Nell’evento tutto al femminile di Central Park, Casellati si è infatti affidato anche alla coppia di soprani Disella Làrusdòttir e Caitlin Gotimer, che si sono esibite in arie e duetti tra i più iconici del repertorio operistico italiano.

Un omaggio alla donna che, in quanto tale, rende ancora più evidente la disparità tra i generi. “Finché celebreremo la presenza femminile come un omaggio staremo involontariamente ammettendo un’eccezione. Non esistono, ad esempio, gli omaggi agli uomini”.
La scelta di Casellati ha fatto breccia nel cuore degli spettatori. Minuti interi di standing ovation hanno premiato l’esibizione dell’orchestra e dei solisti. Una pioggia di applausi arrivata da un pubblico che si è alzato in piedi per ringraziare i musicisti dello spettacolo offerto.

Davanti a un successo che lo accompagna da anni, il direttore conserva però lo stupore dei primi spettacoli. “Ogni volta, sentire questo affetto è fondamentale, perché quando si cresce si è più duri con se stessi. Il calore del pubblico non è mai scontato. Vivo ancora questi momenti con grande felicità e passione”.

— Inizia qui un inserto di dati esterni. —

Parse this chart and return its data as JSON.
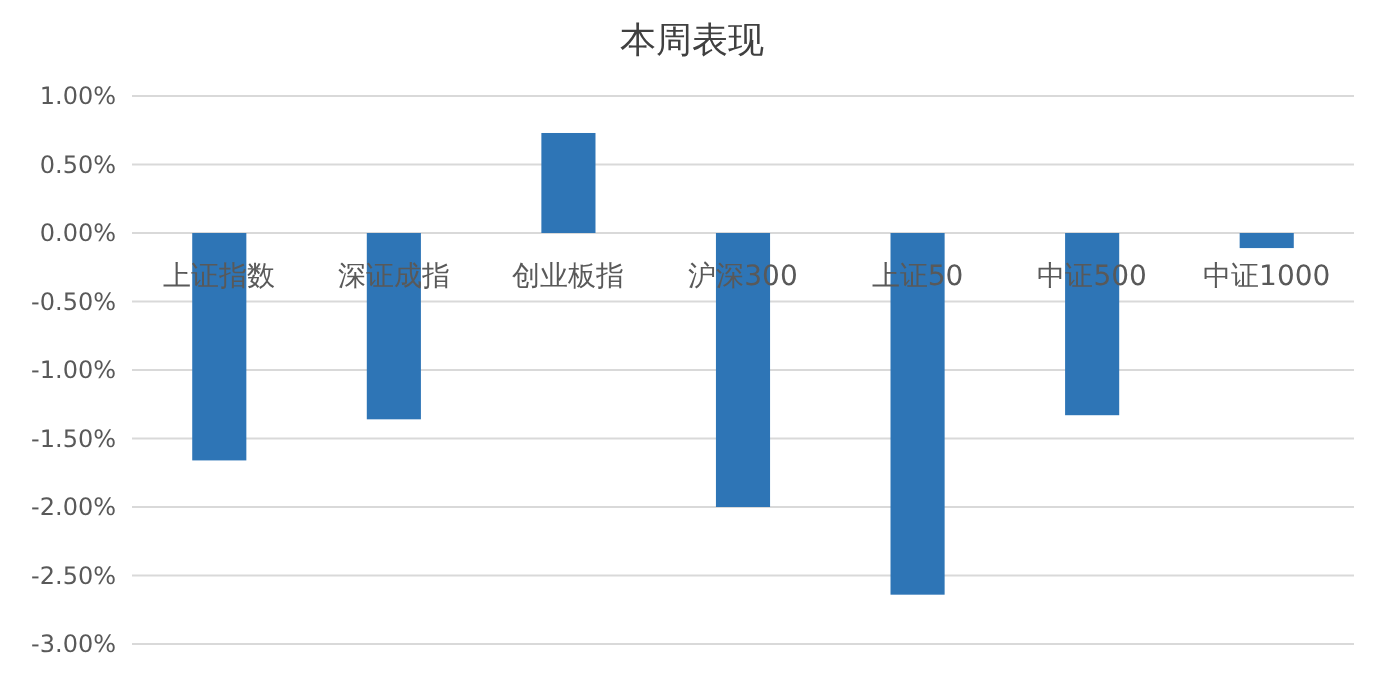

E dopo il trionfo di New York, che da anni lo ascolta prima come studente e poi come acclamato direttore d’orchestra, per Casellati ora è in programma un’estate europea. Prima in Austria, a dirigere un festival a sud di Vienna in una suggestiva cava naturale, e poi a Verona, dentro un’Arena che aspetta di essere accarezzata dai classici senza tempo.
Il Metropolitan? Chissà. In futuro gli piacerebbe, anche se l’obiettivo numero uno è un altro. “La mia missione, più che farmi bello con i nomi dei grandi teatri, è la condivisione della cultura. Voglio comunicare e portare tutto quello che ho al pubblico. Non c’è nulla di più importante”.